Sa première proposition n’est pas retenue, mais sa deuxième œuvre attire l’attention de Torishima Kazuhiko, du département éditorial de Shônen Jump. Torishima, qui sera plus tard connu comme un éditeur de légende, n’en est qu’à sa deuxième année au sein de la société. Le jeune duo décide de collaborer et se met en tête de « créer un nouveau manga ».

Les résultats ne sont cependant pas immédiats. À l’époque, l’« entraînement » rigoureux auquel les débutants comme Toriyama étaient soumis était bien connu, le nombre de pages rejetées atteignait 500 planches par an. Cependant, après environ deux ans de pratique, Toriyama a développé ses compétences en matière de manga et a finalement obtenu sa première publication en série. Cette œuvre est soudainement devenue un grand succès : Dr. Slump, qui a commencé à être publié en série en 1981.

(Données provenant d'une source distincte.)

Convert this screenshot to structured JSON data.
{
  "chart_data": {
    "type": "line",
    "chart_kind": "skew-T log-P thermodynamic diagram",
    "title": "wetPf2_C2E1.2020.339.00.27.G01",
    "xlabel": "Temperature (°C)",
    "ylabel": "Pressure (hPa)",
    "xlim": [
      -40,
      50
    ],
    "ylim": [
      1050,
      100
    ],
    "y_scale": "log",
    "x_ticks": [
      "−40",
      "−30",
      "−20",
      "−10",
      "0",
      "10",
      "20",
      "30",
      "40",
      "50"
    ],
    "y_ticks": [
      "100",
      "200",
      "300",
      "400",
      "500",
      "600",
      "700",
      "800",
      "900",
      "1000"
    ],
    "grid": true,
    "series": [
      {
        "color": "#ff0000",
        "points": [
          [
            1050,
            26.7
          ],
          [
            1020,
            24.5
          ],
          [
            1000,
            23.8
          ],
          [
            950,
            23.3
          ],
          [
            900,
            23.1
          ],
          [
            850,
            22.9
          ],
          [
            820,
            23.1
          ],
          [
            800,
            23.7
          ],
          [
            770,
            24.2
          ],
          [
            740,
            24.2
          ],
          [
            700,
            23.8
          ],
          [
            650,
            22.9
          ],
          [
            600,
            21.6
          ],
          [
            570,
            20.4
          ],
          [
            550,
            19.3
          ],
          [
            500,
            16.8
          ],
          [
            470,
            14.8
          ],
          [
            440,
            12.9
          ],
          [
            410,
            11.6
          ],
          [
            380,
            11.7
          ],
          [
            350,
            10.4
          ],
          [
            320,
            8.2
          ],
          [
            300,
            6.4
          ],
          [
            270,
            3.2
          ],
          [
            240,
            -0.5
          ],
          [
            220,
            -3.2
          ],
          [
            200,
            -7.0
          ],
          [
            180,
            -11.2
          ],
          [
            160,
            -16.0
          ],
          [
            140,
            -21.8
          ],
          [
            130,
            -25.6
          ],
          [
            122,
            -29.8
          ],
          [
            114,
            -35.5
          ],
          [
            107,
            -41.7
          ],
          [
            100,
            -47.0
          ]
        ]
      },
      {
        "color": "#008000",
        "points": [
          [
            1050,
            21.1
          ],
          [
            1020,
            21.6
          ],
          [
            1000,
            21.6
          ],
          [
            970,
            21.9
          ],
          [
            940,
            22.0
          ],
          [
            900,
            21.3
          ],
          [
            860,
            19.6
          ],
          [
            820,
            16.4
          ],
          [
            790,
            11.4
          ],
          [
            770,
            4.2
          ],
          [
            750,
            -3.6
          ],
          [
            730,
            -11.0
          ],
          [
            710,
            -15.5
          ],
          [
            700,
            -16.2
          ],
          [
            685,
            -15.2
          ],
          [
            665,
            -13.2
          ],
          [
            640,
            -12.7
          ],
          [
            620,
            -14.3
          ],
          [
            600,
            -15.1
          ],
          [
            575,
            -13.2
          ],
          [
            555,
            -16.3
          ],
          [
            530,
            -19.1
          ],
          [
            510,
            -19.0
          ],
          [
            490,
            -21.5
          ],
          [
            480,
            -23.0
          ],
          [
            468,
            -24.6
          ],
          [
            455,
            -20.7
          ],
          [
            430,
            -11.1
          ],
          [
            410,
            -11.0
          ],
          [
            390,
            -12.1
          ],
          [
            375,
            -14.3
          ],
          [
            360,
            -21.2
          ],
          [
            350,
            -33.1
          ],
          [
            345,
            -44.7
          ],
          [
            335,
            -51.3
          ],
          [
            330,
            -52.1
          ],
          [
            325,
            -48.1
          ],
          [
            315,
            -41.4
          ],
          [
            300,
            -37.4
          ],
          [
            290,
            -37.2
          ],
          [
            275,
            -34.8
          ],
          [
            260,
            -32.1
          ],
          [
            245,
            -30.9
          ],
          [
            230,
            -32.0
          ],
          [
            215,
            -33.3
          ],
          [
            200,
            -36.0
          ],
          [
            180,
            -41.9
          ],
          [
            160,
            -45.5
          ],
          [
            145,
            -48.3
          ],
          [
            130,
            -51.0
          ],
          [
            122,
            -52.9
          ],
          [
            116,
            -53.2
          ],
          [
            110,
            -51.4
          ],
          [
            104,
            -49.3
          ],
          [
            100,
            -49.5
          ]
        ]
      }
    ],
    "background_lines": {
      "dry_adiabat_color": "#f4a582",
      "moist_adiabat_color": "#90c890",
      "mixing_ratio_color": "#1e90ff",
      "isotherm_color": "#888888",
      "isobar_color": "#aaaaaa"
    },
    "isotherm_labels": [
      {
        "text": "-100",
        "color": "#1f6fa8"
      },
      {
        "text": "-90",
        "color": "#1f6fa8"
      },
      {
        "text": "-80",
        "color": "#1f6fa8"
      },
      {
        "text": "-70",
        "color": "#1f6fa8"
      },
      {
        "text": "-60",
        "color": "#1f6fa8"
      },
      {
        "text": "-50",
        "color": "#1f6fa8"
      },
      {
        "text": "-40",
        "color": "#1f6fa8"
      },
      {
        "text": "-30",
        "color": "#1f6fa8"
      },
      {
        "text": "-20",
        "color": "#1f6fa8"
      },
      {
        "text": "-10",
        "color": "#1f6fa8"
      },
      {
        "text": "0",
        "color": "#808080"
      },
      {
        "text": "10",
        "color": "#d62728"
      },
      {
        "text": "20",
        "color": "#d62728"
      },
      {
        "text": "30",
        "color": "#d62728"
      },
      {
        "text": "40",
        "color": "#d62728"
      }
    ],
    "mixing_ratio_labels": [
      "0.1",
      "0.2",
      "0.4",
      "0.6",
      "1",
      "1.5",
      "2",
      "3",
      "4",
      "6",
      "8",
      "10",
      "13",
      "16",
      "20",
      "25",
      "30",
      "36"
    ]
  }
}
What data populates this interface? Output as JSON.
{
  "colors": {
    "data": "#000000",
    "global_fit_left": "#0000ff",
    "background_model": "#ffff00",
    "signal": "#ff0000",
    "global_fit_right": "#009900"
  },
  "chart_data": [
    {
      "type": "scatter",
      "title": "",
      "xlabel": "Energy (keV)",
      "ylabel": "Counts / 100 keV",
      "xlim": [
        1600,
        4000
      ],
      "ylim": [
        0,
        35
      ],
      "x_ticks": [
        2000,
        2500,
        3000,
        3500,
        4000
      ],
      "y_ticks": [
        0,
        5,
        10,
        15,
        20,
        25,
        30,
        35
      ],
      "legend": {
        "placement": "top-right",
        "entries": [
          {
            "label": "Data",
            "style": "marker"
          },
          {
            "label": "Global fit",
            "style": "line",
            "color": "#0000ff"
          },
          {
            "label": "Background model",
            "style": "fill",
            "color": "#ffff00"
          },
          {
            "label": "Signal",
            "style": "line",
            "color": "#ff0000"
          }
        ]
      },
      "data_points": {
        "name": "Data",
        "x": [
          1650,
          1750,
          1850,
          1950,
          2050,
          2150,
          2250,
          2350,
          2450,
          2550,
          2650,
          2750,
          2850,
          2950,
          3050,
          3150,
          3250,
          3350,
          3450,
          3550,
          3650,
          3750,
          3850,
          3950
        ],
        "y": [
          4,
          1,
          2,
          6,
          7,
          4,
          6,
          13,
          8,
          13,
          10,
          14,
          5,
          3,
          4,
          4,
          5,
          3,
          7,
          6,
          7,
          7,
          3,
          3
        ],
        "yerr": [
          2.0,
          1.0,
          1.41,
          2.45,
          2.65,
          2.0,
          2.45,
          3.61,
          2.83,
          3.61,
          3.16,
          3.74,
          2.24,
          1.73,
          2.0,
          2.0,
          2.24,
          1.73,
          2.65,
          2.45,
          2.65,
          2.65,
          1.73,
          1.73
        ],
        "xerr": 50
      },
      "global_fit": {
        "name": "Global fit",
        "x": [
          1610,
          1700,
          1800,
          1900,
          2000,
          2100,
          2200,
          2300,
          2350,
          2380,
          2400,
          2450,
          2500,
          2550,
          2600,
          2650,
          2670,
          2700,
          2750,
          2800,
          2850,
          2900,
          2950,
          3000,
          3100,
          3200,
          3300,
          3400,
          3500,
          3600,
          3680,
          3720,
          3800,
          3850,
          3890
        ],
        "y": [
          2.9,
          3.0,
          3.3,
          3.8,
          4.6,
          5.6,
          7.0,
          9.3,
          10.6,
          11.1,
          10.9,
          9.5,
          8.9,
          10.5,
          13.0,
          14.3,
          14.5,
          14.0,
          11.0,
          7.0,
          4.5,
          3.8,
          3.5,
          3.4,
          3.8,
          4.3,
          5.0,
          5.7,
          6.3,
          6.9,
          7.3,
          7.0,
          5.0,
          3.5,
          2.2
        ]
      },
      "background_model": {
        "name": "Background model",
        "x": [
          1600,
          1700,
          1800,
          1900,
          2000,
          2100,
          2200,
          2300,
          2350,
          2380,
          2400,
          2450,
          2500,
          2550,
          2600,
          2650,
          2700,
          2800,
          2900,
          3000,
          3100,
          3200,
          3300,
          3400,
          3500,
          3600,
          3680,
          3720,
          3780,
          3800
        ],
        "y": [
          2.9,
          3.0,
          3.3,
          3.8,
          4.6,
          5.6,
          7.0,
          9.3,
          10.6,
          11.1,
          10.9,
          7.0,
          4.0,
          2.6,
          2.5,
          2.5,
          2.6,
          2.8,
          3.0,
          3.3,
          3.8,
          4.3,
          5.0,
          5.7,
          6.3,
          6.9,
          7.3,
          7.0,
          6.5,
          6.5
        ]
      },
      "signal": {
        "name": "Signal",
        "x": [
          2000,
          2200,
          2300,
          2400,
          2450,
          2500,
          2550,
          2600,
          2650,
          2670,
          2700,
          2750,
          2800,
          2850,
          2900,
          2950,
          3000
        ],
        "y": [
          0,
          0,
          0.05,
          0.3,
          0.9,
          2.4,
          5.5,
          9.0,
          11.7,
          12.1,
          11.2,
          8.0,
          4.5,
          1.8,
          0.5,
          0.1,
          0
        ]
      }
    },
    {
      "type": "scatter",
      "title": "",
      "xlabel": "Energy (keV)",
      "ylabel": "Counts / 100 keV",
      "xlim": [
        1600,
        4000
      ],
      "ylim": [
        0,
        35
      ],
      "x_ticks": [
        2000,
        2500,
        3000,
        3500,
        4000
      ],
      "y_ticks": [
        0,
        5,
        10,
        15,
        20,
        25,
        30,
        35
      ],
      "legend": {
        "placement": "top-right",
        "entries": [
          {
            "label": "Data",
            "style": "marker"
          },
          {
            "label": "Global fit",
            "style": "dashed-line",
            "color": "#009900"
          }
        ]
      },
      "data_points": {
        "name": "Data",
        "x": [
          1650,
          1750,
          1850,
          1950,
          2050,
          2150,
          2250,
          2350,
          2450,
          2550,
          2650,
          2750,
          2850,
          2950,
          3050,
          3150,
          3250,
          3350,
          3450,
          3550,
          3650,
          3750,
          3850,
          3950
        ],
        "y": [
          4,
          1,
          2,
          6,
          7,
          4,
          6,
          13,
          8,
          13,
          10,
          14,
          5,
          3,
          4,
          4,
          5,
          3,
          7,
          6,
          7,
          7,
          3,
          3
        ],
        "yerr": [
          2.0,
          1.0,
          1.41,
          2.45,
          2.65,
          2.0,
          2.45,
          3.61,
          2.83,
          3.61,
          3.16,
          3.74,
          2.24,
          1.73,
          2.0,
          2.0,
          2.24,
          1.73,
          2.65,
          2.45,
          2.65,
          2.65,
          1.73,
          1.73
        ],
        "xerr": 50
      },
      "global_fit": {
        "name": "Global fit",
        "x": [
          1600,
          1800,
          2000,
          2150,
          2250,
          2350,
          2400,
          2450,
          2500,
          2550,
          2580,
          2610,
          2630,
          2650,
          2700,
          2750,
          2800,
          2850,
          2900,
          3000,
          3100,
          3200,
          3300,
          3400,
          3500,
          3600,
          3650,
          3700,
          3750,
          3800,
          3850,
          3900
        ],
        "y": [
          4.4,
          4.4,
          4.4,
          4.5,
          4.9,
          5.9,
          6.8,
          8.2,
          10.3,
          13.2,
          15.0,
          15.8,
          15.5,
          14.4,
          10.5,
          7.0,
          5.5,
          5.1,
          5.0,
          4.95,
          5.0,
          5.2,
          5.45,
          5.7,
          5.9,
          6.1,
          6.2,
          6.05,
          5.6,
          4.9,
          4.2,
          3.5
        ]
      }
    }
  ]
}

Dr. Slump a été publié en série de 1980 à 1984. La vision du monde unique de la série était déjà parfaitement développée dès la première série. © Bird Studio/Shueisha
Dr. Slump a été publié en série de 1980 à 1984. La vision du monde unique de la série était déjà parfaitement développée dès la première série. © Bird Studio/Shueisha

Voici une comédie qui se déroule dans un village idyllique appelé Penguin Village. Si le personnage principal est une fille robot appelée Norimaki Aralé, le protagoniste original était en réalité le scientifique qui l’a développée, Norimaki Senbei. C’est à la suggestion de Torishima qu’Aralé est devenue le protagoniste, malgré le rejet initial de Toriyama. Pourquoi ? Toriyama aurait répondu : « Parce que c’est un manga pour garçons. »

Issus du graphisme, les dessins de Toriyama ont parfois été considérés par certains comme des illustrations et non comme des mangas. Mais l’univers coloré et pop de son travail donnait au lecteur un sentiment de nouveauté.

L’aspect « illustration » de son dessin est devenu un avantage lorsqu’ils ont été imprimés sur des T-shirts, par exemple. Ils ont été considérés comme des icônes de la culture pop, non seulement parmi les enfants, mais aussi parmi les adultes.